Observations de l’appelante

[8] L’appelante affirme que ses activités à Toronto nécessitent plus de 100 pièces d’équipement et que chacune d’entre elles est vérifiée périodiquement. L’équipement d’avitaillement en carburant est vérifié tous les mois afin de veiller à ce que les ensembles de tuyaux et d’embouts ainsi que les systèmes de filtration permettent de ravitailler les aéronefs de façon sécuritaire.

[9] L’appelante indique que les fournisseurs et les fabricants du carburéacteur utilisé pour ravitailler l’aéronef recommandent de porter des protecteurs oculaires de catégorie 1 à 3 lorsque les employés se livrent à des manœuvres standard, et des écrans faciaux complets lorsqu’ils sont dans des situations inhabituelles.

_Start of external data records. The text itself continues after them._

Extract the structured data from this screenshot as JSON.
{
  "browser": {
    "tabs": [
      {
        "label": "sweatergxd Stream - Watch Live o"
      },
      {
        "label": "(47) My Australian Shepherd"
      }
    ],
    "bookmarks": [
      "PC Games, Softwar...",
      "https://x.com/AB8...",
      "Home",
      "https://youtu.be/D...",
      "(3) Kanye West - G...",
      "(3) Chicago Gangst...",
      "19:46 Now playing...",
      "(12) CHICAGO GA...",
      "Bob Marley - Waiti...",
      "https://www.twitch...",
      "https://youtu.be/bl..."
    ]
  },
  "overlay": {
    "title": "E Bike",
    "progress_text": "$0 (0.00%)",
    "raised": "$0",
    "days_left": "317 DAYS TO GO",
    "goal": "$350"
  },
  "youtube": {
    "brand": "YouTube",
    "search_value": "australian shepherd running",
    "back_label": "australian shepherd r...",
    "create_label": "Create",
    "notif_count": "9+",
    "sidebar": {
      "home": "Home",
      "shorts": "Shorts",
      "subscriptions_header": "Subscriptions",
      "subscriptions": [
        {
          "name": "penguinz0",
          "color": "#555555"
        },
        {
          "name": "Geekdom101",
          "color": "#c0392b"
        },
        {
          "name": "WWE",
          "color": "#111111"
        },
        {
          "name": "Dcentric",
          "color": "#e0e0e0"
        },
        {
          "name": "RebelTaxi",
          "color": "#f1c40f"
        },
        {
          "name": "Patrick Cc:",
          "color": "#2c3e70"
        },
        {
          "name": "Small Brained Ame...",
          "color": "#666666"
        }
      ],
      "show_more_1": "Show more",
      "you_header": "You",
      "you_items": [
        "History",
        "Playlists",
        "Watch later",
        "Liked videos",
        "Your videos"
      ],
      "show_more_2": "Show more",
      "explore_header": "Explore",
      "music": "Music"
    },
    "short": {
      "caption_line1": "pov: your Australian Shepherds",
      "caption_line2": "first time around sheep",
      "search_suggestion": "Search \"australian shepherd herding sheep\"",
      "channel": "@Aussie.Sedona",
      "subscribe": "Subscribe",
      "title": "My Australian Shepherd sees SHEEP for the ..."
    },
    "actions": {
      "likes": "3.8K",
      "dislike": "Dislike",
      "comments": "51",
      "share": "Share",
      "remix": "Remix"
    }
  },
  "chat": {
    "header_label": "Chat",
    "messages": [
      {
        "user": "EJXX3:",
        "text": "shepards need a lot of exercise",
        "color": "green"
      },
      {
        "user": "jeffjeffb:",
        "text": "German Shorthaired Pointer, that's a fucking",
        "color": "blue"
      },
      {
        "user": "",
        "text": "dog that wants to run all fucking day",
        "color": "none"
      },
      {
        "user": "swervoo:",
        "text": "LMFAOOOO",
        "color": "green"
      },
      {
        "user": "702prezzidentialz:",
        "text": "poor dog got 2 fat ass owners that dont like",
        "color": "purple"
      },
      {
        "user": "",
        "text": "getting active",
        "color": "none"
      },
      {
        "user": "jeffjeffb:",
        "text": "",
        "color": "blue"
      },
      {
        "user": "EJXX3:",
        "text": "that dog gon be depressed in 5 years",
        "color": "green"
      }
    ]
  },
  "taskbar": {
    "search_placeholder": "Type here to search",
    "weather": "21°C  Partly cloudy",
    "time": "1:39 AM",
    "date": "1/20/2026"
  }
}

[10] Concernant les faits à l’origine de la présente affaire, l’appelante souligne que le tuyau de ravitaillement n’était pas attaché correctement à l’aéronef ou qu’il était défectueux, et que la raison pour laquelle l’employé a été aspergé de carburant était qu’il n’avait pas réduit la pression dans le tuyau avant de rajuster l’embout. L’appelante croit que la situation aurait pu être évitée si l’embout avait été attaché correctement ou si l’employé avait arrêté le débit de carburant et attendu que la pression dans le tuyau se soit dissipée. Afin d’éviter que cette situation ne se reproduise, l’appelante soutient qu’elle a ajouté un module dans le programme de formation sur la façon de manipuler les embouts.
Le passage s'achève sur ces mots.